Darkness Approaches

Lughnasa                                                            Harvest Moon

The night takes on a different quality as fall approaches.  In my study I’m half below ground with windows opening out at waist level, the lawn sweeps toward me.  An animal safe in a warm burrow, protected from the storm and cold, or, I would be if there were any storm and cold.

(Giovanni Battista Ciolina – Melancholy Twilight (1899)

The change in light, the lower night time temperatures, the scudding clouds like there were today change the seasonal tone from brightness and beaches and growing things to  darker and more forbidding shades.  As this shift deepens and the night begins to overtake the day, as happens at Mabon, the Fall Equinox, most of us feel a bit uneasy, perhaps even a good deal.

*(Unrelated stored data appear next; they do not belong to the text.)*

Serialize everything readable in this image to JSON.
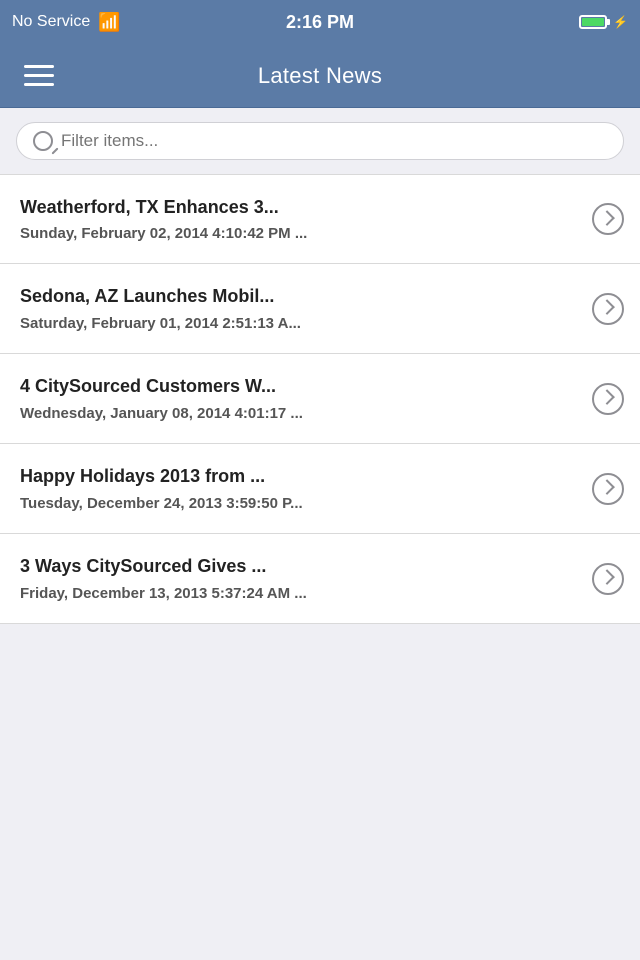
{
  "statusBar": {
    "signal": "No Service",
    "wifi": "⊙",
    "time": "2:16 PM"
  },
  "navBar": {
    "title": "Latest News",
    "menuIcon": "≡"
  },
  "search": {
    "placeholder": "Filter items..."
  },
  "newsItems": [
    {
      "title": "Weatherford, TX Enhances 3...",
      "date": "Sunday, February 02, 2014 4:10:42 PM ..."
    },
    {
      "title": "Sedona, AZ Launches Mobil...",
      "date": "Saturday, February 01, 2014 2:51:13 A..."
    },
    {
      "title": "4 CitySourced Customers W...",
      "date": "Wednesday, January 08, 2014 4:01:17 ..."
    },
    {
      "title": "Happy Holidays 2013 from ...",
      "date": "Tuesday, December 24, 2013 3:59:50 P..."
    },
    {
      "title": "3 Ways CitySourced Gives ...",
      "date": "Friday, December 13, 2013 5:37:24 AM ..."
    }
  ]
}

By late November and well into December this uneasiness has intensified, perhaps that paleolithic fear that the sun would no longer rise at all, or that it would remain in its pale and weakened state, never again to warm us and encourage the plants.  So we fight back with bonfires and candles and festivities, lamps and decorations, gifts and food, celebration in spite of the vague menace.

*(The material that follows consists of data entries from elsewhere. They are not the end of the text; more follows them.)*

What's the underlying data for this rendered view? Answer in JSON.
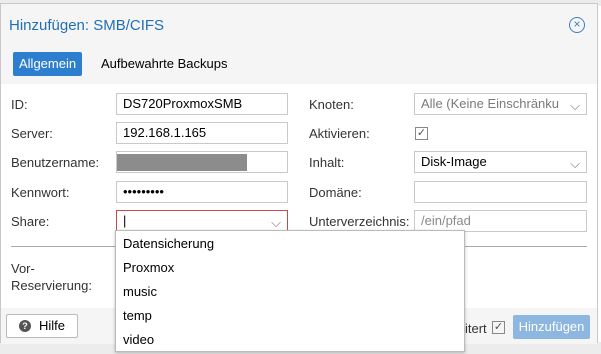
{
  "dialog": {
    "title": "Hinzufügen: SMB/CIFS",
    "close_icon": "close-circle-icon"
  },
  "tabs": [
    {
      "label": "Allgemein",
      "active": true
    },
    {
      "label": "Aufbewahrte Backups",
      "active": false
    }
  ],
  "form": {
    "id": {
      "label": "ID:",
      "value": "DS720ProxmoxSMB"
    },
    "server": {
      "label": "Server:",
      "value": "192.168.1.165"
    },
    "username": {
      "label": "Benutzername:",
      "value": ""
    },
    "password": {
      "label": "Kennwort:",
      "value": "•••••••••"
    },
    "share": {
      "label": "Share:",
      "value": "|"
    },
    "reservation": {
      "label_line1": "Vor-",
      "label_line2": "Reservierung:"
    },
    "nodes": {
      "label": "Knoten:",
      "value": "Alle (Keine Einschränku"
    },
    "enable": {
      "label": "Aktivieren:",
      "checked": true,
      "check_glyph": "✓"
    },
    "content": {
      "label": "Inhalt:",
      "value": "Disk-Image"
    },
    "domain": {
      "label": "Domäne:",
      "value": ""
    },
    "subdirectory": {
      "label": "Unterverzeichnis:",
      "placeholder": "/ein/pfad"
    }
  },
  "share_options": [
    "Datensicherung",
    "Proxmox",
    "music",
    "temp",
    "video"
  ],
  "footer": {
    "help_label": "Hilfe",
    "help_glyph": "?",
    "partial_text": "itert",
    "partial_check_glyph": "✓",
    "add_label": "Hinzufügen"
  },
  "glyphs": {
    "chevron": "⌵",
    "close": "×"
  },
  "colors": {
    "accent": "#2e7ecf",
    "title": "#1f6fb8",
    "add_button": "#8db6e0",
    "invalid_border": "#c94a4a"
  }
}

Thus, by some wry twist the darkest and bleakest days of the year have the most joy, the most song, the most brave gestures we know.  We will move, around Thanksgiving, into Holimonth, a season stretching from then until Epiphany that features many of the best loved days and nights of the whole year:  Hannukah, Christmas, Posada, Winter Solstice, New Years, Deepavali.

Perhaps I would even go so far as to declare a Holiseason beginning on September 29th, the feast of the archangel Michael and lasting from then right through Epiphany.  All of October, November and December months of special observance with holidays as peaks lifted up from a plateau of enhanced sensibilities that lasts the entire time.  Why not?